Dose and Dose-Rate Responses to UV-B Radiation: Implications for Reciprocity
Solar UV radiation interacts with many organisms and systems within the biosphere. The pathway leading from the entrance of photons into the system to the system’s ultimate response is different for various systems and responses. Nevertheless, there are clear-cut parallels between various types of UV responses. This analysis is focused on the effects of various response mechanisms on the quantitative relationship among dose, dose-rate and response, which is the relationship playing a crucial role in risk assessments. In considering these effects, the processes involved are classified into 2 x 2 main categories: deterministic versus stochastic, and reciprocal versus nonreciprocal. The important, but at times vague, distinction between deterministic and stochastic processes is developed in some detail. In connection with this, the often misused concept of a memory effect of an exposure is also considered.

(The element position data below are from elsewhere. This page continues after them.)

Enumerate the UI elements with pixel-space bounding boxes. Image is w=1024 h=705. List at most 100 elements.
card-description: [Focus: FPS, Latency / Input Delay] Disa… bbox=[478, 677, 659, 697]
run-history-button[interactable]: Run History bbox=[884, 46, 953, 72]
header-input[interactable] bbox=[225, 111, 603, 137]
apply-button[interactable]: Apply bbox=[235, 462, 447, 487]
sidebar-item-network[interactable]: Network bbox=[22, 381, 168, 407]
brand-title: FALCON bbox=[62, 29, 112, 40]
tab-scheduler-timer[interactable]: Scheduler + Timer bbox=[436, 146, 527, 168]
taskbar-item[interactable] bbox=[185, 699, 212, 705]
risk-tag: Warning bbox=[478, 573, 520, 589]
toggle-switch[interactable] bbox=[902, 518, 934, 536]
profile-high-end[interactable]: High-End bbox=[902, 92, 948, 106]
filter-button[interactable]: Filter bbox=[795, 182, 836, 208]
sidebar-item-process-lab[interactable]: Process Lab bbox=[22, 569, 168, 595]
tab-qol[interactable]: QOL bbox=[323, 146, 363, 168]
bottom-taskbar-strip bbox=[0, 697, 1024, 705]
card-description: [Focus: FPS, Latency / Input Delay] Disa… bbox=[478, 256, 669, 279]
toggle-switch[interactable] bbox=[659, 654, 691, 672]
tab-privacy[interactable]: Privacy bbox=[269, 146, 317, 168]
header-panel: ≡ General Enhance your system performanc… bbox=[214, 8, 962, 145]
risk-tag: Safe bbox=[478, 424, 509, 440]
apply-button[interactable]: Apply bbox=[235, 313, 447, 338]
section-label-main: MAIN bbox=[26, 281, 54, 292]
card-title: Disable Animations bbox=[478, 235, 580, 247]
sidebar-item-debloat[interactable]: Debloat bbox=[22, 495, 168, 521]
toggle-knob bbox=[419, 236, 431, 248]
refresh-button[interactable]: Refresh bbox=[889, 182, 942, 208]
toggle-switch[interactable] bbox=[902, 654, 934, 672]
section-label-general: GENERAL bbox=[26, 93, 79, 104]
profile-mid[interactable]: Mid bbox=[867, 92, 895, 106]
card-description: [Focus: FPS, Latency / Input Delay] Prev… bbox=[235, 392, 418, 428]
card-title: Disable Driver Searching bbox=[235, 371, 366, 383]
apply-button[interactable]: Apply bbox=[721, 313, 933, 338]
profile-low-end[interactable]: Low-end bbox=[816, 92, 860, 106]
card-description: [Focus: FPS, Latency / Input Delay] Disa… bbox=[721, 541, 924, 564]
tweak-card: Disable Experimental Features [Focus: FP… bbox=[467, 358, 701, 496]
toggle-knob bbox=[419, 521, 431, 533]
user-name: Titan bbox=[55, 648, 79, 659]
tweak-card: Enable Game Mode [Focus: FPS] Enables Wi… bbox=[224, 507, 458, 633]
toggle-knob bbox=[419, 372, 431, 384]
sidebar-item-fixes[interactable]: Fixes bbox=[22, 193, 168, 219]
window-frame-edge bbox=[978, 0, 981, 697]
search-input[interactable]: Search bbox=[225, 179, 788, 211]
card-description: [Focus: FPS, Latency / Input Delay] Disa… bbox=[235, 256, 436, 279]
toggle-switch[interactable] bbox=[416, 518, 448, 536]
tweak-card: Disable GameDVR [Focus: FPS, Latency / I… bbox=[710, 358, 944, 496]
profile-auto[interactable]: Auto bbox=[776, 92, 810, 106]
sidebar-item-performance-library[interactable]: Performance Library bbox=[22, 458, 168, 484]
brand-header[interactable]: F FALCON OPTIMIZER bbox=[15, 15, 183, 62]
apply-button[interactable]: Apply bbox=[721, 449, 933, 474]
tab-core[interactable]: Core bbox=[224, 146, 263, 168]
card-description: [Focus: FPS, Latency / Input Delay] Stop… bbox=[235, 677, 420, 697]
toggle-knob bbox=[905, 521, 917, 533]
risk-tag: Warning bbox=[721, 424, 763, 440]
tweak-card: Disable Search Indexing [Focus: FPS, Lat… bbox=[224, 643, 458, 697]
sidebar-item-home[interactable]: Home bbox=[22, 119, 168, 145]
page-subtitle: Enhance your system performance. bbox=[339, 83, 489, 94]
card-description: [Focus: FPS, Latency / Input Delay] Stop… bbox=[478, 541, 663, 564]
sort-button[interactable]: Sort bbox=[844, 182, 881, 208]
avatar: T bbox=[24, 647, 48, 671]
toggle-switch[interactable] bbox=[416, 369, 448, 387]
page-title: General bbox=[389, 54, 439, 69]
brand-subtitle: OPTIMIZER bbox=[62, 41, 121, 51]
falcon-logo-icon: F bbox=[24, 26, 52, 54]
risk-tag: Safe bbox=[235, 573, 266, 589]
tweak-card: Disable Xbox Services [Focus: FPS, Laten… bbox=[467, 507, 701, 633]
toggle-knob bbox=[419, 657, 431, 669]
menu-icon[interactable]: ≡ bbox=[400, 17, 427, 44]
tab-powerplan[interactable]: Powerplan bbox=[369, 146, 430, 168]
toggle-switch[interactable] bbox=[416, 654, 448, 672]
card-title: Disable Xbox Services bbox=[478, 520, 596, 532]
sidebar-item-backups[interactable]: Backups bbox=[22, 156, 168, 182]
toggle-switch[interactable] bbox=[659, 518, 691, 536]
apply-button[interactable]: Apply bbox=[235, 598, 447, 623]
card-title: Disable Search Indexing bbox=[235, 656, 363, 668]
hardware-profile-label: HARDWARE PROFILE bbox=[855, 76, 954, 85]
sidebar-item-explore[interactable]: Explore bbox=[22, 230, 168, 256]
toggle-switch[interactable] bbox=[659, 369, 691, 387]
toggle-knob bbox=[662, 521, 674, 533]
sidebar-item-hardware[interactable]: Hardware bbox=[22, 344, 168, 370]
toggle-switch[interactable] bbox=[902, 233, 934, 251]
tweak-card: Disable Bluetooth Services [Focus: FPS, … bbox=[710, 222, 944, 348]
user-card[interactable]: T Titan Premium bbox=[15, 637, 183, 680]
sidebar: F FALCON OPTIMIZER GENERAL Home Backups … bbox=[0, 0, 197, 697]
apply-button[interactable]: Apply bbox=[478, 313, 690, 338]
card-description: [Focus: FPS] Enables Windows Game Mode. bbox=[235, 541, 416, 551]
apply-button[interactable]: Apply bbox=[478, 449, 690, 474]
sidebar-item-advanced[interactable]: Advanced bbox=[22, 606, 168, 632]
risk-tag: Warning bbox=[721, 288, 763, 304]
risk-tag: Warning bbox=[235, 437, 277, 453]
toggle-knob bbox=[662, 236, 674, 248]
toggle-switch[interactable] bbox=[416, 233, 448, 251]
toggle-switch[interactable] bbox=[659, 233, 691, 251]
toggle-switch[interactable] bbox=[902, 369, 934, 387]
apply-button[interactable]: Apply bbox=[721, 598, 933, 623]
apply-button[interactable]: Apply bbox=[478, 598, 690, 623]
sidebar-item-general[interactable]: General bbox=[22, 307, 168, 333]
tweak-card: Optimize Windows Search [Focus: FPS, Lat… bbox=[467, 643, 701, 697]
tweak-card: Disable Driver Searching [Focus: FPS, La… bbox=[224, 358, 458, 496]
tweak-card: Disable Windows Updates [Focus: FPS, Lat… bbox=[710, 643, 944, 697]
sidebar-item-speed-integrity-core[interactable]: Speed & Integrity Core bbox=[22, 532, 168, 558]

The law of reciprocity (i.e., that the response depends only on the product of dose-rate and exposure time) is important in photobiology. It is what one would expect on the basis of a photochemical reaction. Reciprocity is often found to hold true, to a good approximation, in photobiological experiments. Many responses fail, however, to obey this “law”; this applies especially to long-term responses. Various nonreciprocal processes are treated together with their effects. In connection with reciprocity, the importance of an appropriate definition of “dose” is emphasized.